Recently, the 3rd District Court of Appeal (“3rd DCA”) rules against a homeowner’s association (HOA) seeking costs and attorney’s fees in addition to the statutory amounts it received after a foreclosure. Opinion here.
Generally, after a foreclosure sale occurs, and the bank is the winning bidder (ONLY when the bank wins title), there are outstanding HOA assessments due as well. Who pays those? Well the Florida Legislature crafted a statute, Section 720.3085(2)(c) to remedy this. This Section, also referred to as the “Safe Harbor Provision” states:
(c) Notwithstanding anything to the contrary contained in this section, the liability of a first mortgagee, or its successor or assignee as a subsequent holder of the first mortgage who acquires title to a parcel by foreclosure or by deed in lieu of foreclosure for the unpaid assessments that became due before the mortgagee’s acquisition of title, shall be the lesser of:
1. The parcel’s unpaid common expenses and regular periodic or special assessments that accrued or came due during the 12 months immediately preceding the acquisition of title and for which payment in full has not been received by the association; or
2. One percent of the original mortgage debt.

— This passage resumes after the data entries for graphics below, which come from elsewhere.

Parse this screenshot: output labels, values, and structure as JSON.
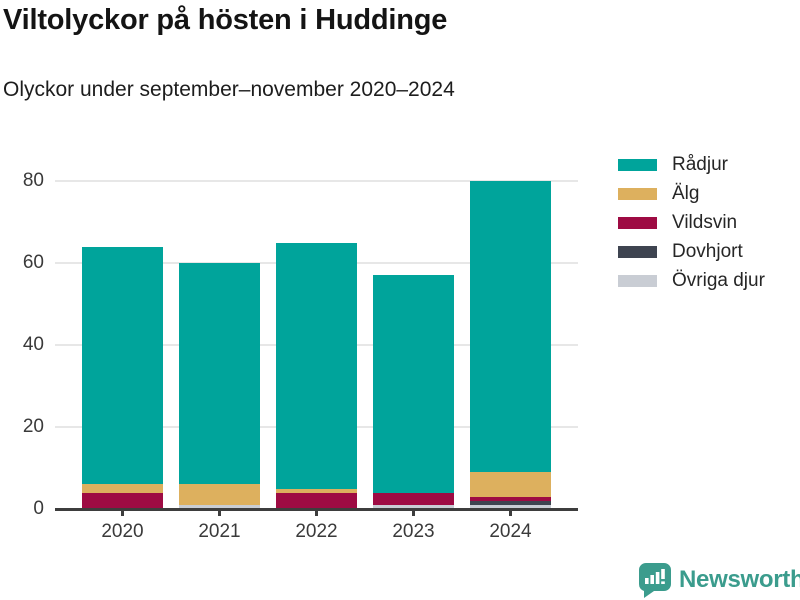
{
  "page": {
    "title": "Viltolyckor på hösten i Huddinge",
    "subtitle": "Olyckor under september–november 2020–2024"
  },
  "branding": {
    "logo_text": "Newsworthy",
    "logo_color": "#3b9c8d",
    "logo_icon": "bar-chart-speech-bubble"
  },
  "chart_data": {
    "type": "bar",
    "stacked": true,
    "title": "Viltolyckor på hösten i Huddinge",
    "subtitle": "Olyckor under september–november 2020–2024",
    "categories": [
      "2020",
      "2021",
      "2022",
      "2023",
      "2024"
    ],
    "series": [
      {
        "name": "Rådjur",
        "color": "#00a49b",
        "values": [
          58,
          54,
          60,
          53,
          71
        ]
      },
      {
        "name": "Älg",
        "color": "#ddb05e",
        "values": [
          2,
          5,
          1,
          0,
          6
        ]
      },
      {
        "name": "Vildsvin",
        "color": "#9e0b43",
        "values": [
          4,
          0,
          4,
          3,
          1
        ]
      },
      {
        "name": "Dovhjort",
        "color": "#3e4450",
        "values": [
          0,
          0,
          0,
          0,
          1
        ]
      },
      {
        "name": "Övriga djur",
        "color": "#c9cdd4",
        "values": [
          0,
          1,
          0,
          1,
          1
        ]
      }
    ],
    "totals": [
      64,
      60,
      65,
      57,
      80
    ],
    "ylim": [
      0,
      80
    ],
    "yticks": [
      0,
      20,
      40,
      60,
      80
    ],
    "grid": "horizontal",
    "legend_position": "right",
    "axis_color": "#3d3d3d",
    "gridline_color": "#e7e7e7"
  }
}
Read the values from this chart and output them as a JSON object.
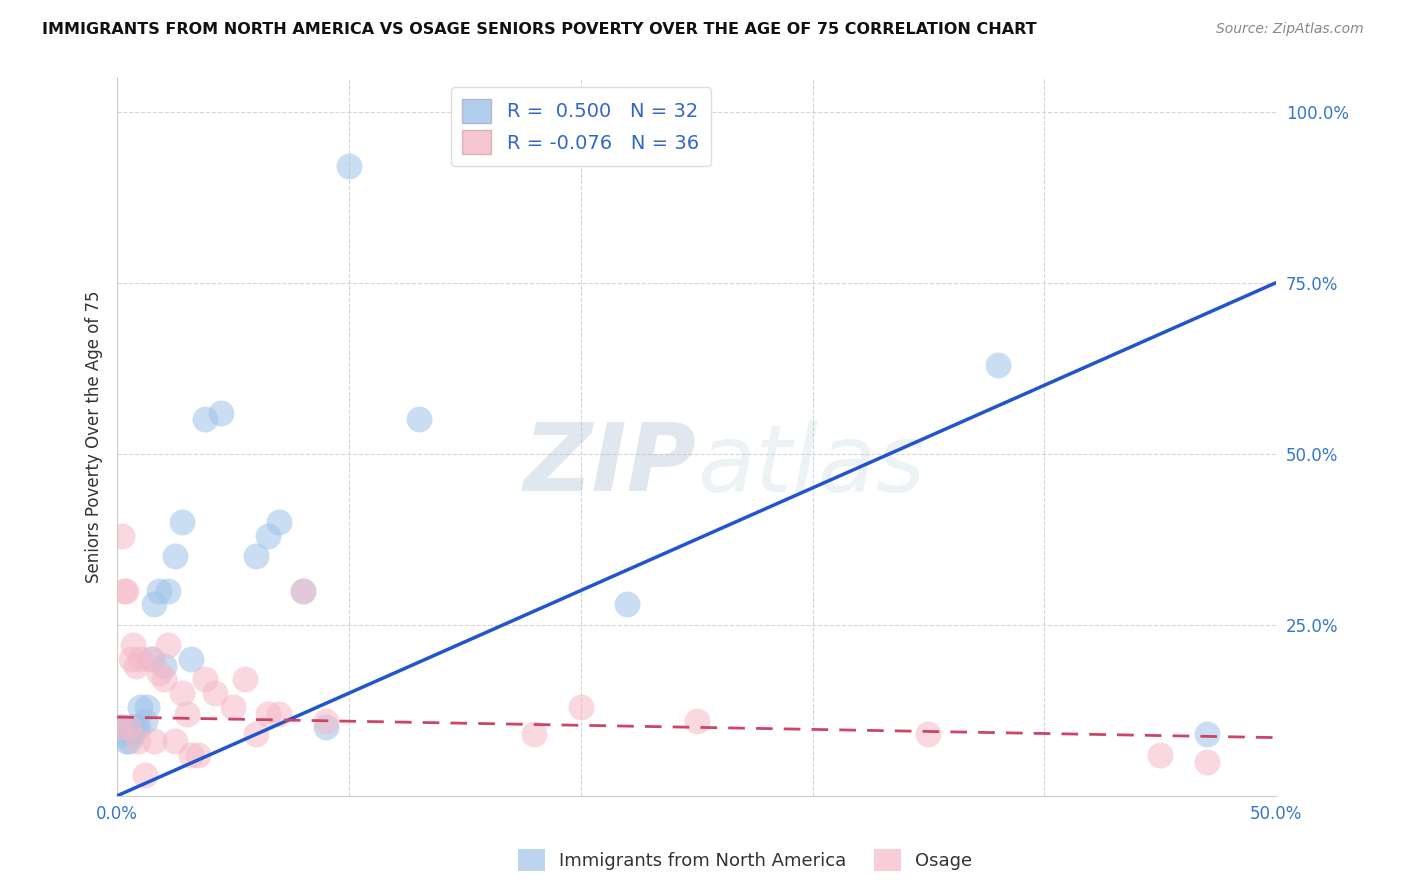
{
  "title": "IMMIGRANTS FROM NORTH AMERICA VS OSAGE SENIORS POVERTY OVER THE AGE OF 75 CORRELATION CHART",
  "source": "Source: ZipAtlas.com",
  "ylabel": "Seniors Poverty Over the Age of 75",
  "xlim": [
    0.0,
    0.5
  ],
  "ylim": [
    0.0,
    1.05
  ],
  "xticks": [
    0.0,
    0.5
  ],
  "yticks": [
    0.25,
    0.5,
    0.75,
    1.0
  ],
  "xtick_labels": [
    "0.0%",
    "50.0%"
  ],
  "ytick_labels": [
    "25.0%",
    "50.0%",
    "75.0%",
    "100.0%"
  ],
  "blue_color": "#9ec4e8",
  "pink_color": "#f5b8c8",
  "blue_line_color": "#2255cc",
  "pink_line_color": "#cc4466",
  "legend_blue_label": "Immigrants from North America",
  "legend_pink_label": "Osage",
  "R_blue": 0.5,
  "N_blue": 32,
  "R_pink": -0.076,
  "N_pink": 36,
  "blue_points_x": [
    0.001,
    0.002,
    0.003,
    0.004,
    0.005,
    0.006,
    0.007,
    0.008,
    0.009,
    0.01,
    0.012,
    0.013,
    0.015,
    0.016,
    0.018,
    0.02,
    0.022,
    0.025,
    0.028,
    0.032,
    0.038,
    0.045,
    0.06,
    0.065,
    0.07,
    0.08,
    0.09,
    0.1,
    0.13,
    0.22,
    0.38,
    0.47
  ],
  "blue_points_y": [
    0.1,
    0.09,
    0.1,
    0.08,
    0.08,
    0.1,
    0.09,
    0.1,
    0.1,
    0.13,
    0.11,
    0.13,
    0.2,
    0.28,
    0.3,
    0.19,
    0.3,
    0.35,
    0.4,
    0.2,
    0.55,
    0.56,
    0.35,
    0.38,
    0.4,
    0.3,
    0.1,
    0.92,
    0.55,
    0.28,
    0.63,
    0.09
  ],
  "pink_points_x": [
    0.001,
    0.002,
    0.003,
    0.004,
    0.005,
    0.006,
    0.007,
    0.008,
    0.009,
    0.01,
    0.012,
    0.014,
    0.016,
    0.018,
    0.02,
    0.022,
    0.025,
    0.028,
    0.03,
    0.032,
    0.035,
    0.038,
    0.042,
    0.05,
    0.055,
    0.06,
    0.065,
    0.07,
    0.08,
    0.09,
    0.18,
    0.2,
    0.25,
    0.35,
    0.45,
    0.47
  ],
  "pink_points_y": [
    0.1,
    0.38,
    0.3,
    0.3,
    0.1,
    0.2,
    0.22,
    0.19,
    0.08,
    0.2,
    0.03,
    0.2,
    0.08,
    0.18,
    0.17,
    0.22,
    0.08,
    0.15,
    0.12,
    0.06,
    0.06,
    0.17,
    0.15,
    0.13,
    0.17,
    0.09,
    0.12,
    0.12,
    0.3,
    0.11,
    0.09,
    0.13,
    0.11,
    0.09,
    0.06,
    0.05
  ],
  "watermark_zip": "ZIP",
  "watermark_atlas": "atlas",
  "background_color": "#ffffff",
  "grid_color": "#cccccc",
  "blue_line_x0": 0.0,
  "blue_line_y0": 0.0,
  "blue_line_x1": 0.5,
  "blue_line_y1": 0.75,
  "pink_line_x0": 0.0,
  "pink_line_y0": 0.115,
  "pink_line_x1": 0.5,
  "pink_line_y1": 0.085
}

In plain English, this says that if the bank takes title, it is only liable to the HOA for the 12 months of regular or special assessments prior to taking title, or 1% of the original mortgage price, whichever is less; typically the 12 months unless it was a very small mortgage.
The 2 HOAs in this appeal argued the same Section of the statutes “required them to apply any payments received from [the mortgagee] first to late charges and interest, and then to costs and attorney’s fees incurred in collection, and only then to assessments.”
The 3rd DCA found that if the legislature wanted the Safe Harbor Provision to include attorney’s fees and costs the language of the Section would say so. The court said that “‘unpaid common expenses and regular periodic or special assessments’ does not include amounts for attorney’s fees, costs, and interest. … Given the unambiguous language of the statute, we must conclude that if the Legislature intended to include attorney’s fees, costs, interest, or other charges as part of the first mortgagee’s liability, it would have included any one or more of those items in the safe harbor provision.”
The 3rd DCA thus rules against the HOAs.
In practice, this means that the HOA is likely out thousands in costs chasing the foreclosure in state court and on appeal; as well as paying the bank’s lawyers fees as prevailing party on appeal. This is likely in excess of the 12 months the bank had to pay the HOA.
This is a good lesson for HOA boards to take what the law provides and don’t chase parties in bank foreclosures hoping to get paid. Start your foreclosure EARLY; as previously discussed here the foreclosure MUST be filed before the bank files theirs or else the association’s is barred.